Under a new FSA option, plans can now allow up to $500 of unused FSA contributions to be carried over to the following plan year [Notice 2013-71, 2013-47 IRB 532]. However, IRS guidance indicates that the carryover option can have unintended side effects.

In a Chief Counsel Memorandum, the IRS says the prohibition on HSA contributions applies to an individual who has general purpose FSA coverage solely as a result of a carryover of unused amounts in a health FSA from the prior year [CCA 201413005 (Feb. 12, 2014)]. What’s more, the prohibition will apply for the entire plan year, even if the FSA is tapped out early in the year. The individual will be barred from HSA contributions for the entire plan year, including months in the plan year after the health FSA no longer has any amounts available to pay or reimburse medical expenses.
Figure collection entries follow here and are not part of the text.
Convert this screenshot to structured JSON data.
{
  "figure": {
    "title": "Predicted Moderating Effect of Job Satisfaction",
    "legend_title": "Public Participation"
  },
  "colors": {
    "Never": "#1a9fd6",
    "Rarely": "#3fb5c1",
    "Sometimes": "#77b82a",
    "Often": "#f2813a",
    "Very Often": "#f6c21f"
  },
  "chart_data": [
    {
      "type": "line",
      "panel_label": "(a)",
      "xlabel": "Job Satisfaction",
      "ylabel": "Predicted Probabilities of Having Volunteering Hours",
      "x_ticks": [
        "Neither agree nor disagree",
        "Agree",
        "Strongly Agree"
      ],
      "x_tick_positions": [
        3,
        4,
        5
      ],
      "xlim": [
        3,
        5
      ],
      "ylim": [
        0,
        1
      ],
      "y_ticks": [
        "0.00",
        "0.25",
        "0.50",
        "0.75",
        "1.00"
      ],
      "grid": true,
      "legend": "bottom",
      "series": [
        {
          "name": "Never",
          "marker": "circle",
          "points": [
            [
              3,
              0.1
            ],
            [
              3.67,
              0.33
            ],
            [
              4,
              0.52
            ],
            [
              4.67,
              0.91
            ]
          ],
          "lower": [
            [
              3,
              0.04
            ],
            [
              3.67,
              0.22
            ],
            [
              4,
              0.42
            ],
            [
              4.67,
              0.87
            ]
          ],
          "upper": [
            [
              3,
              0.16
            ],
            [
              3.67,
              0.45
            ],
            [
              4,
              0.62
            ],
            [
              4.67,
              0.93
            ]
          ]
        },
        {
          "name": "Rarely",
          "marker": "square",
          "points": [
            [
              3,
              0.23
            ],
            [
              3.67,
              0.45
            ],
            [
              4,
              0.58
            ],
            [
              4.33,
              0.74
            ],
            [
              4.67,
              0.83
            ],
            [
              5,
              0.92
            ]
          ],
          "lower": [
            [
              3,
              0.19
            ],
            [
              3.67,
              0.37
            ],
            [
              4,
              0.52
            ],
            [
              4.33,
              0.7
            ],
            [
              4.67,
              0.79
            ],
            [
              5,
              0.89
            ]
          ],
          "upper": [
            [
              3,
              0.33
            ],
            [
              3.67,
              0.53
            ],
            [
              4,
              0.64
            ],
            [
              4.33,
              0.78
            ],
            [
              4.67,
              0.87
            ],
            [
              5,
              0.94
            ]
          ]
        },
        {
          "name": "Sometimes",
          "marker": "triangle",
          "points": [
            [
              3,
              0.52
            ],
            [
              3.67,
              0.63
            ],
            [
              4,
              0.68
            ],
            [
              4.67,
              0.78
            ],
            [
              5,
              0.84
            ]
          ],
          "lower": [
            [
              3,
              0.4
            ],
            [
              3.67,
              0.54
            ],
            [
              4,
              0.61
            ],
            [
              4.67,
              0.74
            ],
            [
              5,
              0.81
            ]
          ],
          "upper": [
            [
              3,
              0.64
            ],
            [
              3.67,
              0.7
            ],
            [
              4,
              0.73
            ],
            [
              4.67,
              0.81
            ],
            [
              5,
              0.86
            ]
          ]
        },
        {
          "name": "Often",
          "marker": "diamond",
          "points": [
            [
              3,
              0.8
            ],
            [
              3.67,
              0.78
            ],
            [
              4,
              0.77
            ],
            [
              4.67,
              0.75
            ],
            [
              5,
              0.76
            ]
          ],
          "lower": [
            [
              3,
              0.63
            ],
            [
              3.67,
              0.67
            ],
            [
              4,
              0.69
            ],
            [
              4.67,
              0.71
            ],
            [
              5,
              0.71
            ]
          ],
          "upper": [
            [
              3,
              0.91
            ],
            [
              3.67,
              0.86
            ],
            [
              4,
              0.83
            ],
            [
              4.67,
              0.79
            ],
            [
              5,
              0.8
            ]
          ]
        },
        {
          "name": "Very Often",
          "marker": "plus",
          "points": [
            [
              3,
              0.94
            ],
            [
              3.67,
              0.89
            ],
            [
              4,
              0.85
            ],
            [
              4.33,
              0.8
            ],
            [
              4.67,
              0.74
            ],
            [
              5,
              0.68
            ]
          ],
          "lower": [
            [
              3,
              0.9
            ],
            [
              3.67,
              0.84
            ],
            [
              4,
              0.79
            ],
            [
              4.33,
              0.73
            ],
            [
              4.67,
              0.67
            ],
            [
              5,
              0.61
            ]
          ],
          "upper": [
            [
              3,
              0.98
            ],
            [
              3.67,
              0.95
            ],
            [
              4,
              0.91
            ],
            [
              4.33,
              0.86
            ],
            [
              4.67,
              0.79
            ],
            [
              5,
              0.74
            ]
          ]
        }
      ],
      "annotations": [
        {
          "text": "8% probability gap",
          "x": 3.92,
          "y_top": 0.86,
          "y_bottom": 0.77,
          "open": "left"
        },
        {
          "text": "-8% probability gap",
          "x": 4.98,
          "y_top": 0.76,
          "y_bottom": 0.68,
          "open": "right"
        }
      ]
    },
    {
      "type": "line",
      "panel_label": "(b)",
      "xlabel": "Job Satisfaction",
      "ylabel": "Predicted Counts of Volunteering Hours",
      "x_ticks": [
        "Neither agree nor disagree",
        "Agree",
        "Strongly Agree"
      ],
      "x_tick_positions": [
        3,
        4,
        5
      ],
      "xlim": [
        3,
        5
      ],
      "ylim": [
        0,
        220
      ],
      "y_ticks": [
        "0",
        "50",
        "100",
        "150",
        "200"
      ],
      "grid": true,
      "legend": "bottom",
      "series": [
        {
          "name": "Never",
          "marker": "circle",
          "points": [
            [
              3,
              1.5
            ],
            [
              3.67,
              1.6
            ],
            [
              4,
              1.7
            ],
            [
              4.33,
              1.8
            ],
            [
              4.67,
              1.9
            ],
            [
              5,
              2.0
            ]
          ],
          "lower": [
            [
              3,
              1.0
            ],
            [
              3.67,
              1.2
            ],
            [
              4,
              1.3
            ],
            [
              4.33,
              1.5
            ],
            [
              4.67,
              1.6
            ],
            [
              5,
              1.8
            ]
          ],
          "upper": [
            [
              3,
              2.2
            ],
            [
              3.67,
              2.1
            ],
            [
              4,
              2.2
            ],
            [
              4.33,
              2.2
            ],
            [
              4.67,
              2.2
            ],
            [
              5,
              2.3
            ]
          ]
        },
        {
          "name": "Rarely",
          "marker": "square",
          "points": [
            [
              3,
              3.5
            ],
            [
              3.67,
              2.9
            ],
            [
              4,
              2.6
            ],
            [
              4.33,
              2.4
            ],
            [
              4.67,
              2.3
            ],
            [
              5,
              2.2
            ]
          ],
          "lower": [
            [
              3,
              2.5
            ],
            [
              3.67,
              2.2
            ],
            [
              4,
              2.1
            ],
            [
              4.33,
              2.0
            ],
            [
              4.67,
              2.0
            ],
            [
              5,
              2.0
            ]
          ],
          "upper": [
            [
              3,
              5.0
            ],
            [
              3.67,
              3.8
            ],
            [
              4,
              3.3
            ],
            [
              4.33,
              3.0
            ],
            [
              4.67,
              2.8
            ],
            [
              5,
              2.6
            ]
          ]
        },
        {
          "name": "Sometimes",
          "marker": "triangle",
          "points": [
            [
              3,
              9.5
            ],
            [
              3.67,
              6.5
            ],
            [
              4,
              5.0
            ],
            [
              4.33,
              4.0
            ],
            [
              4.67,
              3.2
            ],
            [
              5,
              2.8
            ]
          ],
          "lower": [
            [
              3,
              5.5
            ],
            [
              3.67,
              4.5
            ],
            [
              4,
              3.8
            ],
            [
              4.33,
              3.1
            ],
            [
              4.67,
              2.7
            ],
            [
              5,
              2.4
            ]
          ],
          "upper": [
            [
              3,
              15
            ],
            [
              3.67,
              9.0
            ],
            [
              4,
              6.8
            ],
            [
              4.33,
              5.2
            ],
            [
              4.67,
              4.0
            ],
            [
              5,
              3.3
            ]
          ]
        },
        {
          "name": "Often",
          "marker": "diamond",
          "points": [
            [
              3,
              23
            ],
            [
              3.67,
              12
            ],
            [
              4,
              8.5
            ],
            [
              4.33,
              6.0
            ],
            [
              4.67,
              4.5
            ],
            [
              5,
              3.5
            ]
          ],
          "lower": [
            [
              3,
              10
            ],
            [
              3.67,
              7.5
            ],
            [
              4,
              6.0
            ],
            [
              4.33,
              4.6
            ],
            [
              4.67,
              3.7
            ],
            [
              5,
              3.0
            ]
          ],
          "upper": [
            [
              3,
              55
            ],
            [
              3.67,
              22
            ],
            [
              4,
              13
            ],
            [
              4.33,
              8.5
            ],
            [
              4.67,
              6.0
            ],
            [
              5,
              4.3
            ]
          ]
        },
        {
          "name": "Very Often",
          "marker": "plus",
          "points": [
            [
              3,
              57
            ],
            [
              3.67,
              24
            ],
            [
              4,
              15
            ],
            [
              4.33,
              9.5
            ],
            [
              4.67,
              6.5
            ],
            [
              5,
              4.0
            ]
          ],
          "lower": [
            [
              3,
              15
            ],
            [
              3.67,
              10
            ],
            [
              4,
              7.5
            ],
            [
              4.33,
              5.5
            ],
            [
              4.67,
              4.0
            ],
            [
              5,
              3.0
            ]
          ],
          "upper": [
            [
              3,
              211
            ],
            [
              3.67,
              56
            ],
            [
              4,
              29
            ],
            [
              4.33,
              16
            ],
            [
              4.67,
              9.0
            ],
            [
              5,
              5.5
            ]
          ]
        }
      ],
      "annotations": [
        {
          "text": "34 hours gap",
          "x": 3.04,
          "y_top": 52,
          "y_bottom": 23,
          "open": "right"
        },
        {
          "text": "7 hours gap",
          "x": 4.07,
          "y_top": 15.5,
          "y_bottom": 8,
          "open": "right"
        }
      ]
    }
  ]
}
Overlap Antidote. Fortunately, there are some antidotes for HSA-FSA overlap.

If the employer’ plan permits, an employee who participates in a general purpose health FSA for one year and chooses HAS coverage for the following year can elect to have any unused FSA amounts carried over to an HSA-compatible FSA. The IRS says that there is no requirement in the new carryover rules that unused amounts in a general purpose health FSA be carried over to a general purpose health FSA. However, unused amounts may not be carried over to a non health FSA or to another type of cafeteria plan benefit.

HSA-compatible FSAs include limited purpose FSAs that restrict reimbursements to additional health coverage that is permitted under the HSA rules (such as vision, dental, or preventive care benefits) and post-deductible FSAs that provide reimbursements only after the minimum annual HDHP has been satisfied [Rev. Rul. 2004-45, 2004-22 IRB 971].

A plan can also offer an employee, who switches from a general purpose FSA to an HSA, the option of declining or waiving any carryover of unused FSA funds. An employee must make this election prior to the beginning of the plan year in which he or she wishes to participate in the HSA.